Author: Glossary

  • Periodic health examination

    A health screening examination performed on a scheduled or routine basis. The appropriate features of this examination depend on the patient’s age, gender, and sometimes health history, family history, or employment status. Adult women, for example, should have periodic examinations, including Pap smears and professional breast examinations, whereas professional pilots and truckers are screened periodically…

  • Periodic catatonia

    An inherited form of schizophrenia characterized by psychomotor disturbances, including grimacing, stereotyped body movements, and hyperkinetic movements alternating with mutism, staring, and body posturing. Susceptibility to this condition has been linked to genes on chromosome 15.  

  • Periodic abstinence

    A method of birth control in which a couple tries to avoid pregnancy by refraining from sexual intercourse during certain times within the menstrual cycle.  

  • Silent period

    The time in the course of a disease in which the signs and symptoms are so mild as to be difficult to detect.  

  • Relative refractory period

    The period after activation of a nerve or muscle, during recovery, when it can be excited only by a stronger-than-normal stimulus. The brief period during repolarization of a neuron or muscle fiber when excitability is depressed. If stimulated, the cell may respond, but a stronger than usual stimulus is required.  

  • Presphygmic period

    The short period in systole beginning with closing of the atrioventricular valves and ending with opening of the valves connecting the right and left ventricles to the pulmonary artery and aorta, respectively.  

  • Postsphygmic period

    The short period in diastole when the ventricles are relaxed and no blood is entering. This lasts until the atrioventricular valves open.  

  • Isoelectric period

    In an occurrence that normally produces an electric force, such as a muscle contraction, the time or point when no electrical energy is produced.  

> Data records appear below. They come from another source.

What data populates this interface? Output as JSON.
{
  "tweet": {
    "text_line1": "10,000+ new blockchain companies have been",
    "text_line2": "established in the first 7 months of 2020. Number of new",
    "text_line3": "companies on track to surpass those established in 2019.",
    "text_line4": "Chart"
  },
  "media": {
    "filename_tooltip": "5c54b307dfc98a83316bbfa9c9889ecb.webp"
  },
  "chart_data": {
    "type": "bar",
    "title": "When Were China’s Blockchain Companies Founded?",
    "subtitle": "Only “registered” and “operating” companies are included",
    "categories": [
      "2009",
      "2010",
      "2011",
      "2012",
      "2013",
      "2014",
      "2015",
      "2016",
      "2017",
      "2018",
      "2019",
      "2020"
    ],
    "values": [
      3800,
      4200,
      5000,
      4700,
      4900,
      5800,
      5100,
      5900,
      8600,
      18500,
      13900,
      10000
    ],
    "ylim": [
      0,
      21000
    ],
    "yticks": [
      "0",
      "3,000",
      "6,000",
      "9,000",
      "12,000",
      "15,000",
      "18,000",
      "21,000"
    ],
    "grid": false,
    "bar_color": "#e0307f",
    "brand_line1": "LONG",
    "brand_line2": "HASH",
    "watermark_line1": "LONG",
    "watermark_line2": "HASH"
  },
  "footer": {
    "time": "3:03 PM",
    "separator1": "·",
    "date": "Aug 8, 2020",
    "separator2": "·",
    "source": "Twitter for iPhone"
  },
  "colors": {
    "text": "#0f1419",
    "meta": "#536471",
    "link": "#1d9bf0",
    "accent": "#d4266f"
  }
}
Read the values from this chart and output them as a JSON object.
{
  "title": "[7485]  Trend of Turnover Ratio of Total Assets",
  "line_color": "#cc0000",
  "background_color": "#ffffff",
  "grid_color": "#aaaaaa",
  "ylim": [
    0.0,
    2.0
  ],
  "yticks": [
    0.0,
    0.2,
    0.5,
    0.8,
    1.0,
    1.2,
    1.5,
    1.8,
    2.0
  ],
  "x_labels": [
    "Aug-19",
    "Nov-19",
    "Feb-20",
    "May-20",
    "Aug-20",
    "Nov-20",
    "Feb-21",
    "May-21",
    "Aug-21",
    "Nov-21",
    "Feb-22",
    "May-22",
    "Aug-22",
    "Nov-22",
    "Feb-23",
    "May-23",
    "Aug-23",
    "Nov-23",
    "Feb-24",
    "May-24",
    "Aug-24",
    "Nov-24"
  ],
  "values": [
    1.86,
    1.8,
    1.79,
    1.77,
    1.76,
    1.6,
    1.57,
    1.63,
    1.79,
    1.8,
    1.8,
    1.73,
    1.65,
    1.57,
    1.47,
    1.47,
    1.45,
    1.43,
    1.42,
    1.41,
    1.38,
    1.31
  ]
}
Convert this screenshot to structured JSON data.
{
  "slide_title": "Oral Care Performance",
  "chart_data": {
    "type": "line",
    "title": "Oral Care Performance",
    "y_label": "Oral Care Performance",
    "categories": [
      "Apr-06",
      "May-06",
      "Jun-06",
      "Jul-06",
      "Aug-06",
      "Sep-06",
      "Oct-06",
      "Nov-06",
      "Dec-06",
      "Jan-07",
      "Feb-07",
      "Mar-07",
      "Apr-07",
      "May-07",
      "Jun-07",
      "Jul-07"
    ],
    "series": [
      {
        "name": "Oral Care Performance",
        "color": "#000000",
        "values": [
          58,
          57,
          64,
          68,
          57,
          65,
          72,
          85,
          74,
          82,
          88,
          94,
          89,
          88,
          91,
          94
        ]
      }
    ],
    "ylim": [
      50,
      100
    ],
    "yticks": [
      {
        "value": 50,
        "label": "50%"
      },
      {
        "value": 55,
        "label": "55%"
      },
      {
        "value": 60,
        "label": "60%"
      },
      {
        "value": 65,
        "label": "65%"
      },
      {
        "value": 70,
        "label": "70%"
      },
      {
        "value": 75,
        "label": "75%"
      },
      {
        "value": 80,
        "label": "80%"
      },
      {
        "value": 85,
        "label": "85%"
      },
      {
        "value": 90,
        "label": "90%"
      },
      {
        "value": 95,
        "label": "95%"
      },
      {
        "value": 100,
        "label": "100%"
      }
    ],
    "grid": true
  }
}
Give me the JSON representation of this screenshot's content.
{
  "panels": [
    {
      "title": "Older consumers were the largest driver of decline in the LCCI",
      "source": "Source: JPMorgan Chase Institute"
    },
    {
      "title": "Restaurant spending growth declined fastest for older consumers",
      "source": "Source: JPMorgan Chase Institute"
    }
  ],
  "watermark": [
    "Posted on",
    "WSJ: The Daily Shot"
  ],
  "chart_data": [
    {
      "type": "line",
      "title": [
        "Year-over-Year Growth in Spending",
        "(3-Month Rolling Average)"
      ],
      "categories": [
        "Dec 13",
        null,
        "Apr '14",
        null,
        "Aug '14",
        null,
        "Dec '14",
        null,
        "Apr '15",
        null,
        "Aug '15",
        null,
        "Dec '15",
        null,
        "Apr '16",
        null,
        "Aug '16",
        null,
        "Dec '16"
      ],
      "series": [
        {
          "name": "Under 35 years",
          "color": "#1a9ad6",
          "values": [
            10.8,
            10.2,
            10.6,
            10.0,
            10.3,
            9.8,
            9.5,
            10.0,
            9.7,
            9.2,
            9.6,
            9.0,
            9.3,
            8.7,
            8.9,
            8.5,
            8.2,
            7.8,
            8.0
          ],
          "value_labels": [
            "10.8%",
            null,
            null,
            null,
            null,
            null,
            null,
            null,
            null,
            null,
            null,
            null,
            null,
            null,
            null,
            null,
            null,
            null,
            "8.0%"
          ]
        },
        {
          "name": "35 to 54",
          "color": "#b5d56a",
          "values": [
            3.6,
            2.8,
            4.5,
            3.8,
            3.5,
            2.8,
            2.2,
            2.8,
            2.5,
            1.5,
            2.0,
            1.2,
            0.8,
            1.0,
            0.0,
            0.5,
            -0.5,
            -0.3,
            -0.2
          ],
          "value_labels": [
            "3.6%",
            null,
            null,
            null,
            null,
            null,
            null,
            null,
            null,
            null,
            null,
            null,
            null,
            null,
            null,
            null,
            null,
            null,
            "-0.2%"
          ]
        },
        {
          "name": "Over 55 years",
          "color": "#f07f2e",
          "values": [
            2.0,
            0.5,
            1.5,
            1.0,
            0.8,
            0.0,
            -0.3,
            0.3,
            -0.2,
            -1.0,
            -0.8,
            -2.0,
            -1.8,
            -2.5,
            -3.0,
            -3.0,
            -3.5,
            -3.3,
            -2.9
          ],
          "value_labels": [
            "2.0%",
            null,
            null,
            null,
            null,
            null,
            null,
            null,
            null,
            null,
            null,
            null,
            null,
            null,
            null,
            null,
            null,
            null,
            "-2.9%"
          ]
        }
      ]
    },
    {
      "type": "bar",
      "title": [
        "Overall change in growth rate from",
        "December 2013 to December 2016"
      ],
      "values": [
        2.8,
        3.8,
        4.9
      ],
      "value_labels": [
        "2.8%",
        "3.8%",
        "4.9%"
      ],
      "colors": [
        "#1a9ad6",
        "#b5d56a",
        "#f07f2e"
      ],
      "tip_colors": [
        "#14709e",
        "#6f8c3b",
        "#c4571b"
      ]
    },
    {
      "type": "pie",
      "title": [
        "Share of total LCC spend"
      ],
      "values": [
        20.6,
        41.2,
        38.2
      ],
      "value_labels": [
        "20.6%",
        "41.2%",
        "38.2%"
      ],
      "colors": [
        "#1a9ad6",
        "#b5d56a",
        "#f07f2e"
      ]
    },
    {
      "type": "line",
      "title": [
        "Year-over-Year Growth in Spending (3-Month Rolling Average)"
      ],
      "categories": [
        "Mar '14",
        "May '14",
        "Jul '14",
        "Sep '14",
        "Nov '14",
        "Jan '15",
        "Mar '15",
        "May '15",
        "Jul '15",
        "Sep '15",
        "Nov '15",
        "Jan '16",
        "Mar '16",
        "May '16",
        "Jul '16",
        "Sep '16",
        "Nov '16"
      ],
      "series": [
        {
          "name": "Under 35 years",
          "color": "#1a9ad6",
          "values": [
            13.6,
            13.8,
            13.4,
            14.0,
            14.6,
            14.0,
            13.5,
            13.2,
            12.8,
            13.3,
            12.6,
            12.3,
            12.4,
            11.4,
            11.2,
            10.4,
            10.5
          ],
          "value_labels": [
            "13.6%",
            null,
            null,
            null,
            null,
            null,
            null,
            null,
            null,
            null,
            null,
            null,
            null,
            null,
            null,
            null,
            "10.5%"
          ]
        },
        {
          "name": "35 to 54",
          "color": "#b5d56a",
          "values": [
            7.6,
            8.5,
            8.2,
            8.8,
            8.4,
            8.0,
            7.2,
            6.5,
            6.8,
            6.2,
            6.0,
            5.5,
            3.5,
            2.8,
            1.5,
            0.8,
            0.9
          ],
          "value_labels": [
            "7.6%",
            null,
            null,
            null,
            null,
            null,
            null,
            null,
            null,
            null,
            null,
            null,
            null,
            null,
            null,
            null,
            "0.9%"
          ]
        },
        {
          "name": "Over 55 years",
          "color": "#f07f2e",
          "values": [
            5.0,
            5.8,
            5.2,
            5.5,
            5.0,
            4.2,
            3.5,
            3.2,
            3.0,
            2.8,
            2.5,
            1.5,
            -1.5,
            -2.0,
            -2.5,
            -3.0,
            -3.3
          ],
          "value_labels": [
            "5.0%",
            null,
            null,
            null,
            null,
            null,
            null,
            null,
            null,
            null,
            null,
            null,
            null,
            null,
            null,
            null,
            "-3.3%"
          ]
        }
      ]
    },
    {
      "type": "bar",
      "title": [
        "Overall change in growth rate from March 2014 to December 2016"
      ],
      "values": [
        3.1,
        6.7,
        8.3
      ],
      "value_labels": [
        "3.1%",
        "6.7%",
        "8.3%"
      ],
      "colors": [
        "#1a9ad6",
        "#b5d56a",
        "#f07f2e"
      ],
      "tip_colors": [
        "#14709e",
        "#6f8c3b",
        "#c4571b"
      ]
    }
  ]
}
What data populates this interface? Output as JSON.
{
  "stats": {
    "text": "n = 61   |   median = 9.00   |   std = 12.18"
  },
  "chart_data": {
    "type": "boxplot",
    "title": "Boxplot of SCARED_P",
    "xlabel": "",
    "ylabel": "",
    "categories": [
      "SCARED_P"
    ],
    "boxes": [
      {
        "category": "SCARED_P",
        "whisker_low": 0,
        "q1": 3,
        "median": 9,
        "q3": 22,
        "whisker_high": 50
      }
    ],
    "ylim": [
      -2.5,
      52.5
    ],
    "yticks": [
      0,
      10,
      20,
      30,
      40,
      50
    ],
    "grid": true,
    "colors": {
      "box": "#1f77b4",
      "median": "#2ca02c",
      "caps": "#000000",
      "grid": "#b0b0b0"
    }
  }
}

  • Effective refractory period

    In electrocardiography, the interval during which a second action potential cannot occur in an excitable fiber unless the stimulus is much stronger than usual; the membrane is still in the repolarization phase of the previous action potential.  

  • Absolute refractory period

    Following contraction of a muscle fiber or transmission of a nerve impulse by a neuron, the period in which a stimulus, no matter how strong, will not elicit a response. The brief period during depolarization of a neuron or muscle fiber when the cell does not respond to any stimulus, no matter how strong.